The government depicts the vote, which takes place every five years and in which Cubans are asked to endorse two official lists of candidates for the national and provincial assemblies, as a symbolic show of unity.
This year, though, the newly-seated national assembly will on April 19 select a new president to replace Raul Castro, 86, who together with his late older brother Fidel Castro ruled the Caribbean island for nearly six decades.
While Castro is expected to remain at the helm of the powerful Communist Party, First Vice-President Miguel Diaz-Canel, 57, is expected to become president.
Given he will not have the same moral authority as the “historic generation” of revolutionary leaders, Diaz-Canel will have to earn his legitimacy by addressing voters’ concerns and raising living standards, analysts say.
That task will be more challenging at a time when aid from ally Venezuela is falling, relations with the United States - which maintains a decades-old embargo on Cuba - are worsening and there is pushback against market reforms.

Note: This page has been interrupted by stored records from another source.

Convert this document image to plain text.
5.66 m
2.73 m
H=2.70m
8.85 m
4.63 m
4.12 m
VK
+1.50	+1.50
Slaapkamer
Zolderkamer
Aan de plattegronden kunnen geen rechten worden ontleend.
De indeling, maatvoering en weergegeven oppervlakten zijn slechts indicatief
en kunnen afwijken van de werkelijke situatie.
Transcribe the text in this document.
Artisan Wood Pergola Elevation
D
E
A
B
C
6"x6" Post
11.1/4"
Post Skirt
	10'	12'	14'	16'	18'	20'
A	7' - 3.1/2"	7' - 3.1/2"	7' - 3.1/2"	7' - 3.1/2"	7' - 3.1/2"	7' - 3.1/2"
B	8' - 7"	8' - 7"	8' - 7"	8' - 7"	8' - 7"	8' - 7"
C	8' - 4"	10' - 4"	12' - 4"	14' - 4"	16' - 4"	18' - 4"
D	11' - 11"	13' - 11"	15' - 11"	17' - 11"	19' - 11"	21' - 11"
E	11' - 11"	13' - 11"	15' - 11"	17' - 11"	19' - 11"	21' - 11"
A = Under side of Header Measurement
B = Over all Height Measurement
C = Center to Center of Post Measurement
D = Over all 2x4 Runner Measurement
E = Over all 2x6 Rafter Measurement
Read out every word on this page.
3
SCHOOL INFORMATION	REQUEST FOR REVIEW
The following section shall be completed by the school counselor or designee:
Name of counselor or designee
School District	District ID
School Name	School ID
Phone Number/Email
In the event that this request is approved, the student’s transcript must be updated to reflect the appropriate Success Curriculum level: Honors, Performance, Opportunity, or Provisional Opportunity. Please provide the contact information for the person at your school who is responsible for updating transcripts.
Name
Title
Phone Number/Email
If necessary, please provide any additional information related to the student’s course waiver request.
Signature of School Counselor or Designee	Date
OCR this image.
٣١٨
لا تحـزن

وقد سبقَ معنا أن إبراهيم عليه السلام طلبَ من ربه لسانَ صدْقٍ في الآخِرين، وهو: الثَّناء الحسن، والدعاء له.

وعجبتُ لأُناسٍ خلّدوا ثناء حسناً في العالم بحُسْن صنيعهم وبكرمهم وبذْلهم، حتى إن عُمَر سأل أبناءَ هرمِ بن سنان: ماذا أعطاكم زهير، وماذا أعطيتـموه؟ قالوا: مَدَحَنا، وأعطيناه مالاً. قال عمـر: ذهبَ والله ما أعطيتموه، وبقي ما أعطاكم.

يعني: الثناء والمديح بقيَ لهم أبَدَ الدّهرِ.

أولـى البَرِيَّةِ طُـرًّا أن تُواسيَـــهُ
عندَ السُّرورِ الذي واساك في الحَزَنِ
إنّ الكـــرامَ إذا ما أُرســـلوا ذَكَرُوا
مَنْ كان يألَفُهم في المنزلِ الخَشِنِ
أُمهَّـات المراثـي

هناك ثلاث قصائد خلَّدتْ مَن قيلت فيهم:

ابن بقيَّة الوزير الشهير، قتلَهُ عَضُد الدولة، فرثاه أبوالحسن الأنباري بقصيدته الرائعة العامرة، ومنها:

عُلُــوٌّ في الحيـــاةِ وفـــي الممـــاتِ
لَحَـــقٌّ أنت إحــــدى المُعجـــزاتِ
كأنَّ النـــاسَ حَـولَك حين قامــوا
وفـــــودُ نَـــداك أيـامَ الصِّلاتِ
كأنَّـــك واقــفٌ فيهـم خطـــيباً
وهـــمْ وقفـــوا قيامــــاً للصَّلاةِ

“For many Cubans, elections have never represented change,” said Rafael Padron, 37, a sports trainer in Havana. “But this is a key moment.”
More than eight million Cubans will vote to ratify two official lists of candidates - one to form the 605-member National Assembly and another to constitute the 14 provincial assemblies totaling 1,265 delegates.
While candidates are not required to belong to the Communist Party, the only legal party in Cuba, most do.
The parliamentary candidates, selected by party-controlled commissions, include Raul Castro and two men who fought with him in the mountains during the revolution, vice-presidents Jose Ramon Machado Ventura, 87, and Ramiro Valdes, 85.
However, Castro has said he will step down as president at the end of his second five-year term in April. Many analysts expect his fellow revolutionaries also to retire from the government, marking a generational shift.
A ceremony last month in the neoclassical Capitol at which Castro awarded them medals for being “heroes of work” has been interpreted as a symbolic farewell.
“We don’t know what will happen exactly,” said Arnaldo Betancourt, 52, who sells handcrafts in Havana, “but people want to see new things: a change for the better.”
A VOTE WITHOUT ADVERSARIES
The electoral cycle began last year with the election of more than 12,515 ward delegates in the only vote in which ordinary Cubans get to choose between two or more candidates.
About 50 percent of candidates for the provincial and national assemblies must be ward delegates, to ensure they keep in touch with grassroots issues. The remainder are officials and personalities from the arts, sport and other sectors.
The candidate lists do not contain a single known opponent of Cuba’s one-party system, one of the last left in the world.
The government says the party allows adequate space for discussion and most dissidents are mercenaries funded by foreign governments and exiles, out to topple the government.
The number of candidates traditionally equals the number of positions available: the only choice being not to vote for a certain candidate, leave blank or spoil one’s ballot.
Election turnout in Cuba is nonetheless historically very high, with abstention frowned upon.
“Here people participate in the elections really to fulfill an obligation because if not you set yourself apart in front of the Committees in Defense of the Revolution,” said Rosario Vega, 38, referring to neighborhood block committees.
Other Cubans say they see the vote as an opportunity to show they support the system.
“The vote is for our homeland, for boosting the economy,” said Julio Cesar Garriga, 29, “but united with our fists clenched when imperialism tries to confuse us.”